И все смолкли, снова услужливо повернув к нему свои столь различные лица.
А тем временем в безлюдную, нежилую часть дворца шли из подземелья страж с фонарем впереди, пошатывающийся узник, а по пятам за ними Ибн Халдун.
Ибн Халдун приговаривал:
— Я вас держал здесь, чтобы сохранить. Иначе вы погибли бы при зверствах татар. Они тут весь город вырезали. При взятии Дамаска.

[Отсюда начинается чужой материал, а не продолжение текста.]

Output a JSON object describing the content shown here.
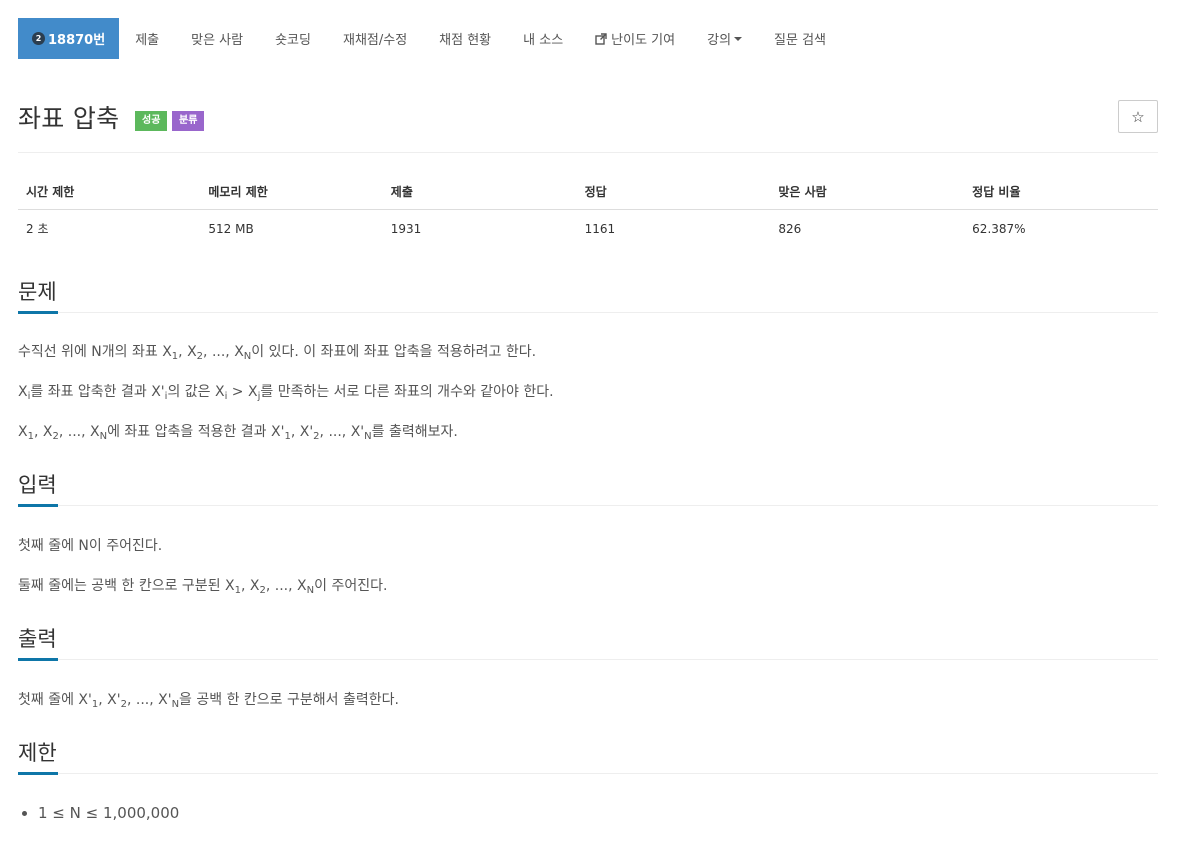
{
  "nav": {
    "problem_id": "18870번",
    "items": [
      "제출",
      "맞은 사람",
      "숏코딩",
      "재채점/수정",
      "채점 현황",
      "내 소스",
      "난이도 기여",
      "강의",
      "질문 검색"
    ]
  },
  "problem": {
    "title": "좌표 압축",
    "label_success": "성공",
    "label_category": "분류",
    "star_label": "☆"
  },
  "stats": {
    "headers": [
      "시간 제한",
      "메모리 제한",
      "제출",
      "정답",
      "맞은 사람",
      "정답 비율"
    ],
    "values": [
      "2 초",
      "512 MB",
      "1931",
      "1161",
      "826",
      "62.387%"
    ]
  },
  "sections": {
    "problem": {
      "title": "문제",
      "p1_a": "수직선 위에 N개의 좌표 X",
      "p1_b": "이 있다. 이 좌표에 좌표 압축을 적용하려고 한다.",
      "p2_a": "를 좌표 압축한 결과 X'",
      "p2_b": "의 값은 X",
      "p2_c": " > X",
      "p2_d": "를 만족하는 서로 다른 좌표의 개수와 같아야 한다.",
      "p3_b": "에 좌표 압축을 적용한 결과 X'",
      "p3_c": "를 출력해보자."
    },
    "input": {
      "title": "입력",
      "p1": "첫째 줄에 N이 주어진다.",
      "p2_a": "둘째 줄에는 공백 한 칸으로 구분된 X",
      "p2_b": "이 주어진다."
    },
    "output": {
      "title": "출력",
      "p1_a": "첫째 줄에 X'",
      "p1_b": "을 공백 한 칸으로 구분해서 출력한다."
    },
    "limits": {
      "title": "제한",
      "item1": "1 ≤ N ≤ 1,000,000"
    }
  }
}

Историк говорил смело и громко, зная, что никто из барласов арабской речи не понимает.
Узник, пошатываясь, кланялся.
— Я на всю жизнь!.. Это разве забудешь? Вся моя жизнь вам!..
— Я затем и запрятал вас перед падением города. А не то зачем бы мне?
— Сохрани вас аллах милостивый.
— Теперь вместе надо думать, как выбраться в Каир.
— Неужели это может быть?
— Я забочусь.
— О учитель!..
Мамлюка пошатывало. Но, выбравшись из-под сводов подземелья, он заспешил обрести свой былой облик, коим, как ему казалось, прежде красовался при каирском дворе Баркука, — пошел, слегка кособочась, поволакивая ногу, как это высмотрел однажды у султана Баязета Молниеносного, когда возил ему дары Баркука. Говорил косноязычно, шепелявя, картавя, но чванился своим косноязычием: ему представлялось, что так он выглядит знатнее, родовитей против просторечия челяди. Никого не было, кто объяснил бы ему, что знатность человека неотделима от простоты и разума, она не в подражании чужим повадкам, но только в том, чтобы блюсти лучшее в самом себе.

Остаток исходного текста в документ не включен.